Storage and reheating

  • Refrigerate: store in an airtight container for up to 5 days.
  • Freeze: freeze up to 3 months. Thaw overnight in the fridge for best texture.
  • Reheat: warm on the stovetop over medium-low with a splash of broth or water, stirring until creamy again.

Creamy Lentil and Vegetable Stew

Yield: about 6 servings
Time: about 45 minutes

  • 2 tbsp olive oil
  • 1 medium yellow onion, diced
  • 2 carrots, diced
  • 2 celery stalks, diced
  • 4 cloves garlic, minced
  • 2 tbsp tomato paste
  • 1 1/2 tsp ground cumin
  • 1 tsp smoked paprika
  • 1 tsp dried thyme
  • 1 bay leaf
  • 1 1/2 cups brown or green lentils, rinsed
  • 6 cups low-sodium vegetable broth, plus more as needed
  • 2 cups Yukon gold potatoes, diced (about 2 medium)
  • 1 medium zucchini, diced
  • 2 cups baby spinach (or 2 cups chopped kale)
  • 1–2 tbsp lemon juice (or apple cider vinegar)
  • Salt and black pepper, to taste
  • Optional: 1/4–1/2 cup heavy cream, half-and-half, or full-fat coconut milk

Instructions

  • Heat olive oil in a large pot over medium heat. Add onion, carrots, and celery; cook 6–8 minutes until softened.

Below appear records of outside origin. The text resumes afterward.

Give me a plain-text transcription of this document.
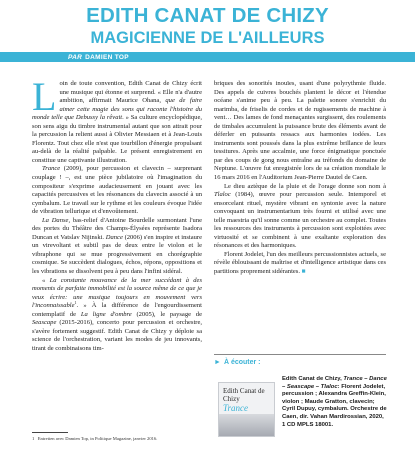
EDITH CANAT DE CHIZY
MAGICIENNE DE L'AILLEURS
PAR DAMIEN TOP

Loin de toute convention, Edith Canat de Chizy écrit une musique qui étonne et surprend. « Elle n'a d'autre ambition, affirmait Maurice Ohana, que de faire aimer cette magie des sons qui raconte l'histoire du monde telle que Debussy la rêvait. » Sa culture encyclopédique, son sens aigu du timbre instrumental autant que son attrait pour la percussion la relient aussi à Olivier Messiaen et à Jean-Louis Florentz. Tout chez elle n'est que tourbillon d'énergie propulsant au-delà de la réalité palpable. Le présent enregistrement en constitue une captivante illustration.

Trance (2009), pour percussion et clavecin – surprenant couplage ! –, est une pièce jubilatoire où l'imagination du compositeur s'exprime audacieusement en jouant avec les capacités percussives et les résonances du clavecin associé à un cymbalum. Le travail sur le rythme et les couleurs évoque l'idée de vibration tellurique et d'envoûtement.

La Danse, bas-relief d'Antoine Bourdelle surmontant l'une des portes du Théâtre des Champs-Élysées représente Isadora Duncan et Vatslav Nijinski. Dance (2006) s'en inspire et instaure un virevoltant et subtil pas de deux entre le violon et le vibraphone qui se mue progressivement en chorégraphie cosmique. Se succèdent dialogues, échos, répons, oppositions et les vibrations se dissolvent peu à peu dans l'infini sidéral.

« La constante mouvance de la mer succédant à des moments de parfaite immobilité est la source même de ce que je veux écrire: une musique toujours en mouvement vers l'inconnaissable$^1$. » À la différence de l'engourdissement contemplatif de La ligne d'ombre (2005), le paysage de Seascape (2015-2016), concerto pour percussion et orchestre, s'avère fortement suggestif. Edith Canat de Chizy y déploie sa science de l'orchestration, variant les modes de jeu innovants, tirant de combinaisons tim-

briques des sonorités inouïes, usant d'une polyrythmie fluide. Des appels de cuivres bouchés plantent le décor et l'étendue océane s'anime peu à peu. La palette sonore s'enrichit du marimba, de friselis de cordes et de rugissements de machine à vent… Des lames de fond menaçantes surgissent, des roulements de timbales accumulent la puissance brute des éléments avant de déferler en puissants ressacs aux harmonies iodées. Les instruments sont poussés dans la plus extrême brillance de leurs tessitures. Après une accalmie, une force énigmatique ponctuée par des coups de gong nous entraîne au tréfonds du domaine de Neptune. L'œuvre fut enregistrée lors de sa création mondiale le 16 mars 2016 en l'Auditorium Jean-Pierre Dautel de Caen.

Le dieu aztèque de la pluie et de l'orage donne son nom à Tlaloc (1984), œuvre pour percussion seule. Intemporel et ensorcelant rituel, mystère vibrant en syntonie avec la nature convoquant un instrumentarium très fourni et utilisé avec une telle maestria qu'il sonne comme un orchestre au complet. Toutes les ressources des instruments à percussion sont exploitées avec virtuosité et se combinent à une exaltante exploration des résonances et des harmoniques.

Florent Jodelet, l'un des meilleurs percussionnistes actuels, se révèle éblouissant de maîtrise et d'intelligence artistique dans ces partitions proprement sidérantes. ■

1 Entretien avec Damien Top, in Politique Magazine, janvier 2016.
► À écouter :
Edith Canat de Chizy
Trance
Edith Canat de Chizy, Trance – Dance – Seascape – Tlaloc: Florent Jodelet, percussion ; Alexandra Greffin-Klein, violon ; Maude Gratton, clavecin; Cyril Dupuy, cymbalum. Orchestre de Caen, dir. Vahan Mardirossian, 2020, 1 CD MPLS 18001.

Stir in garlic and cook 30 seconds.
  • Add tomato paste, cumin, smoked paprika, thyme, and bay leaf; cook 1 minute, stirring.
  • Add lentils, broth, and potatoes. Bring to a boil, then reduce to a simmer. Cook 20–25 minutes, stirring occasionally, until lentils and potatoes are tender.
  • Stir in zucchini and simmer 5 minutes until just tender. Stir in spinach/kale until wilted.
  • Remove bay leaf. Blend 2–3 cups of stew until smooth, then stir back in. Add optional cream/coconut milk if using.
  • Stir in lemon juice (or vinegar). Season with salt and pepper to taste. Serve warm.

Creamy Lentil and Vegetable Stew (One-Pot)

Note: If your lentils are older, they may take a bit longer to soften. Just keep simmering and add a splash more broth if needed.